Just An Ordinary Day

There wasn’t too much remarkable about that day, at least when it started. I woke up to a typical light overcast outside my window. I did my usual morning routine. I didn’t put a whole lot of thought into my ordinary “day off” attire…boots, jeans, a t-shirt and a jacket. I threw my worn bag into the passenger seat of my unassuming car, sang along to the radio in my usual off-key pitch, and parked in the supermarket parking lot. It was, by all means, an ordinary day.

I grabbed a shopping basket, and meandered through the aisles. The other patrons milled around in their usual way. An older lady with a blue scarf was sorting through the produce, trying to pick the best tomatoes of the bunch. A boy in a Spiderman t-shirt was fruitlessly pleading for his father to buy him the big bag of Reese’s. Some woman with glasses was spelling out her coworker’s name for a baker to write on a cake. I was making that time old decision: chicken or beef. There was really nothing to take notice of. Which is why I’ll never be quite sure what caught my eye and redirect my focus.

It was just a man, chatting with a friend he happened to bump into. I returned to deciding what I was going to do for dinner, when my memory started to stir. I glanced back at the man out of the corner of my eye. He looked familiar, but I couldn’t immediately place it…no…it couldn’t be…I tried really hard not to stare in disbelief.

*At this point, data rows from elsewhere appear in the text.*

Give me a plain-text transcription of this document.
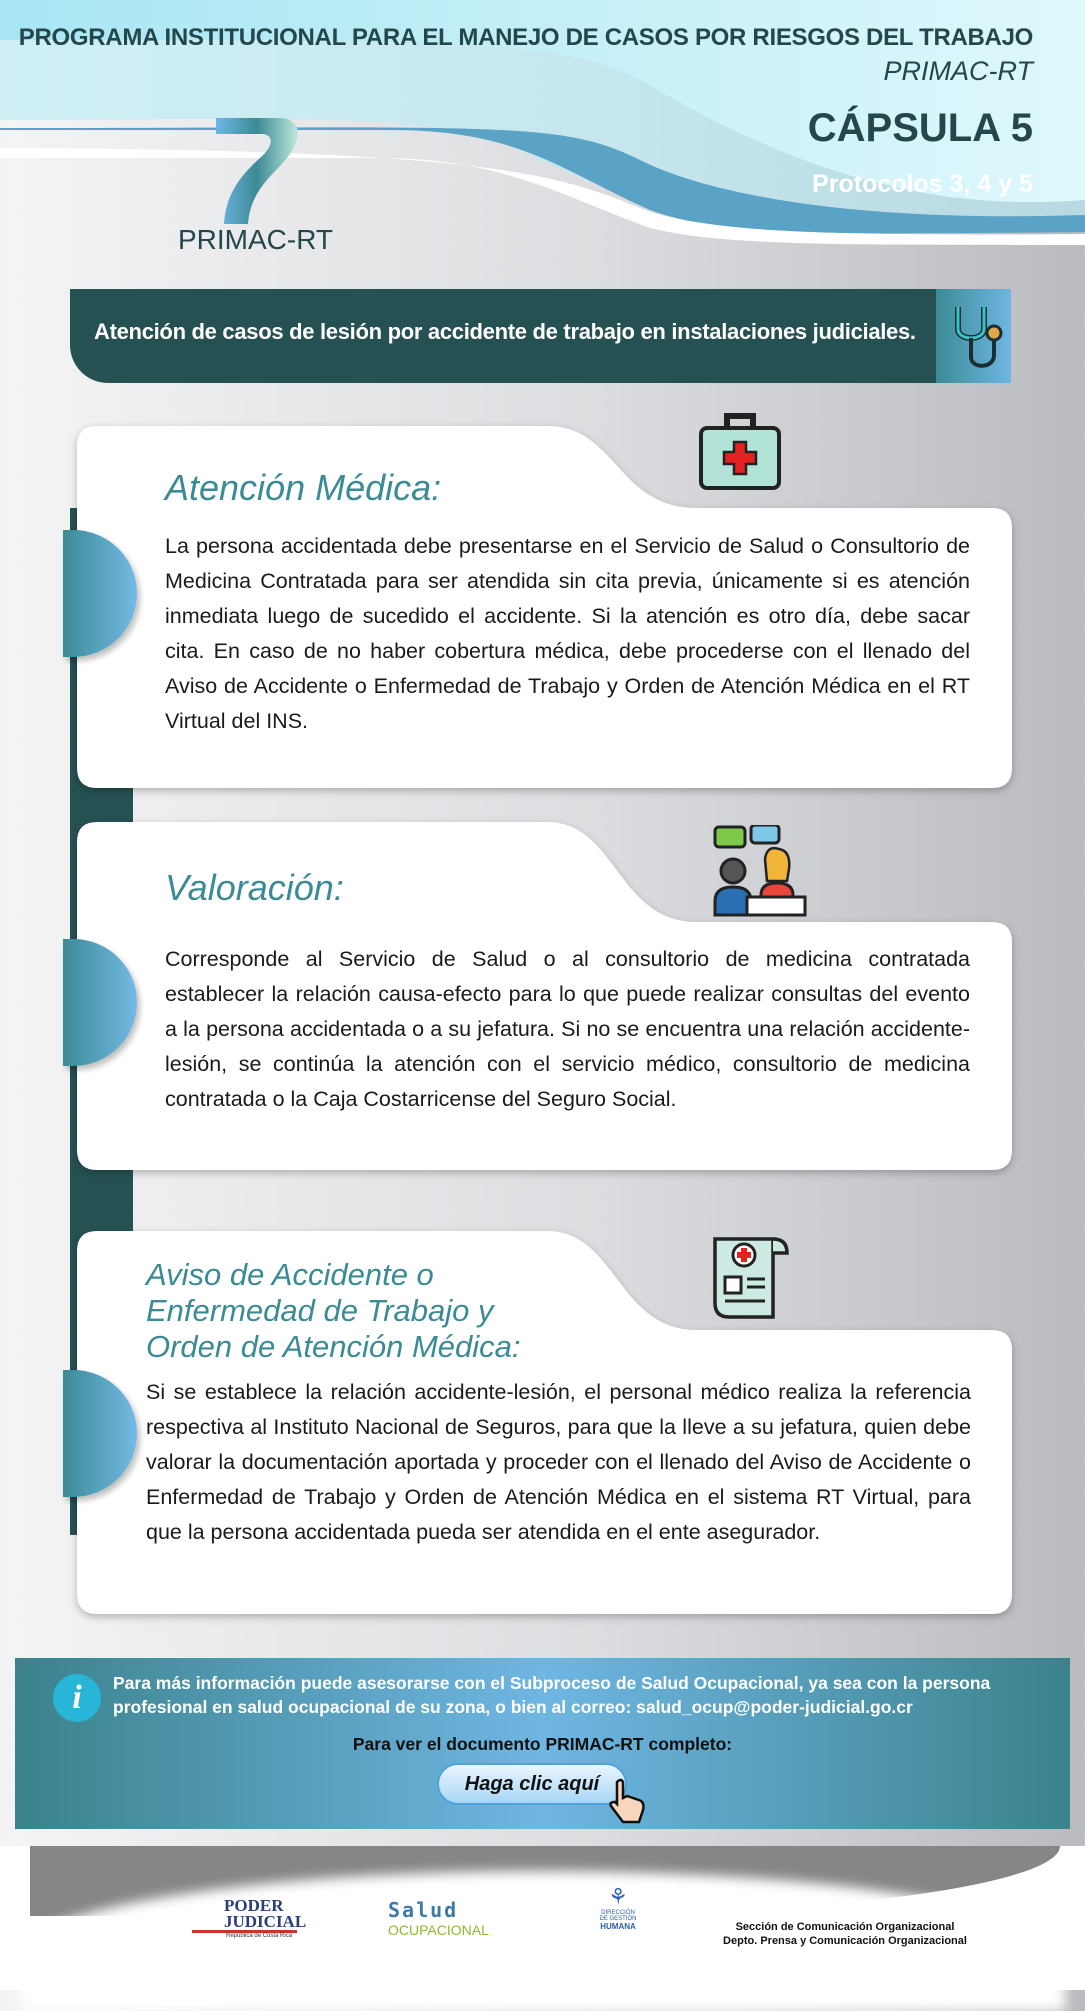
PROGRAMA INSTITUCIONAL PARA EL MANEJO DE CASOS POR RIESGOS DEL TRABAJO
PRIMAC-RT
CÁPSULA 5
Protocolos 3, 4 y 5
PRIMAC-RT
Atención de casos de lesión por accidente de trabajo en instalaciones judiciales.
Atención Médica:
La persona accidentada debe presentarse en el Servicio de Salud o Consultorio de Medicina Contratada para ser atendida sin cita previa, únicamente si es atención inmediata luego de sucedido el accidente. Si la atención es otro día, debe sacar cita. En caso de no haber cobertura médica, debe procederse con el llenado del Aviso de Accidente o Enfermedad de Trabajo y Orden de Atención Médica en el RT Virtual del INS.
Valoración:
Corresponde al Servicio de Salud o al consultorio de medicina contratada establecer la relación causa-efecto para lo que puede realizar consultas del evento a la persona accidentada o a su jefatura. Si no se encuentra una relación accidente-lesión, se continúa la atención con el servicio médico, consultorio de medicina contratada o la Caja Costarricense del Seguro Social.
Aviso de Accidente o
Enfermedad de Trabajo y
Orden de Atención Médica:
Si se establece la relación accidente-lesión, el personal médico realiza la referencia respectiva al Instituto Nacional de Seguros, para que la lleve a su jefatura, quien debe valorar la documentación aportada y proceder con el llenado del Aviso de Accidente o Enfermedad de Trabajo y Orden de Atención Médica en el sistema RT Virtual, para que la persona accidentada pueda ser atendida en el ente asegurador.
i	Para más información puede asesorarse con el Subproceso de Salud Ocupacional, ya sea con la persona profesional en salud ocupacional de su zona, o bien al correo: salud_ocup@poder-judicial.go.cr
Para ver el documento PRIMAC-RT completo:
Haga clic aquí
PODER
JUDICIAL
República de Costa Rica
Salud
OCUPACIONAL
⚘
DIRECCIÓN
DE GESTIÓN
HUMANA	Sección de Comunicación Organizacional
Depto. Prensa y Comunicación Organizacional
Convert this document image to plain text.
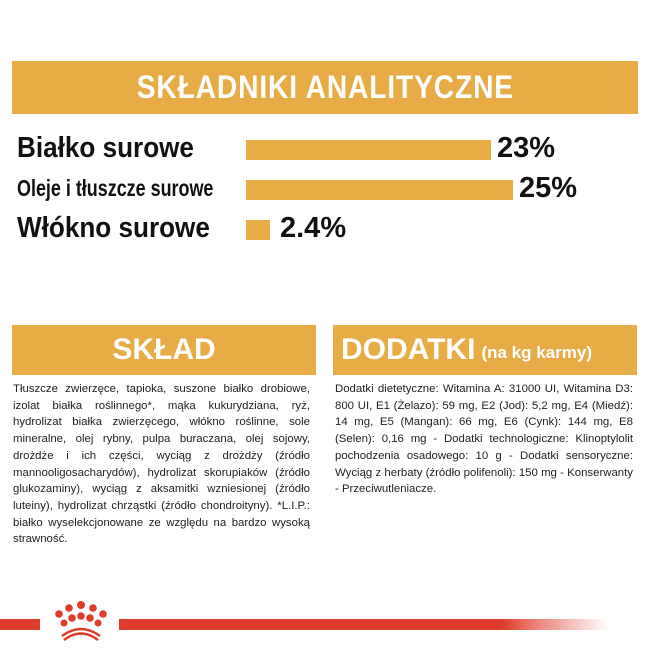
SKŁADNIKI ANALITYCZNE
Białko surowe	23%
Oleje i tłuszcze surowe	25%
Włókno surowe 2.4%
SKŁAD
Tłuszcze zwierzęce, tapioka, suszone białko drobiowe, izolat białka roślinnego*, mąka kukurydziana, ryż, hydrolizat białka zwierzęcego, włókno roślinne, sole mineralne, olej rybny, pulpa buraczana, olej sojowy, drożdże i ich części, wyciąg z drożdży (źródło mannooligosacharydów), hydrolizat skorupiaków (źródło glukozaminy), wyciąg z aksamitki wzniesionej (źródło luteiny), hydrolizat chrząstki (źródło chondroityny). *L.I.P.: białko wyselekcjonowane ze względu na bardzo wysoką strawność.
DODATKI (na kg karmy)
Dodatki dietetyczne: Witamina A: 31000 UI, Witamina D3: 800 UI, E1 (Żelazo): 59 mg, E2 (Jod): 5,2 mg, E4 (Miedź): 14 mg, E5 (Mangan): 66 mg, E6 (Cynk): 144 mg, E8 (Selen): 0,16 mg - Dodatki technologiczne: Klinoptylolit pochodzenia osadowego: 10 g - Dodatki sensoryczne: Wyciąg z herbaty (źródło polifenoli): 150 mg - Konserwanty - Przeciwutleniacze.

I remember everything about the last time we’d met. I remember the weather, the time, the place, and everyone that was there. I remember the furniture, the pictures around the room, and the clock on the wall. I remember someone dancing from foot to foot, deciding whether they wanted to watch or not. I remember someone trying not to cry. I remember trying to speak lowly so I wouldn’t cause even more emotional trauma to everyone there. Funny thing is, I doubt he remembers our encounter, even though I treated him kind of roughly.  See, the last time we met, he was dead. My partners and I were pounding on his still, pale chest. We were squeezing each breath into his lungs. All in the hopes of converting that rhythm into something more life-sustaining.

His skin glowed now with a radiant life. His cheeks were much rosier than in my memory. He had a quick mind behind his sharp eyes, as evidenced by the laughter of his friend. A deep chuckle came forth from the man’s wry smile.

The feeling that built in my chest was one that defies words. The man that stood only a few yards away from me was so alive. He was doing normal, every day things. To anybody else, this scene was average. Just an average man, wearing plain clothes, running ordinary errands, talking about typical things with his friend. And yet, there was something so extraordinary about it. Just the whole notion of being alive is such an incredible thing all of the sudden. Every blink, every breath, every heart beat was such an amazing thing. Every movement, every chore, every interaction, every joke…it all suddenly carried so much more weight. He was a man who’d beaten the odds. And, in my small way, I had helped him do it. And that just felt…incredible.

I wanted to savor that moment, that feeling, forever. Where the gravity of the things I do for a living really sets in, but in the most surreal way. Where suddenly everything was brilliant, and nothing was taken for granted. I walked past him, offering him a big, genuine smile. He smiled back at me, a little confused as to why I’d be grinning like that. He would probably  never know, and oddly, that is fine with me.

I continued on down the aisle, back to my every day life. He carried on with his. And that makes all the difference.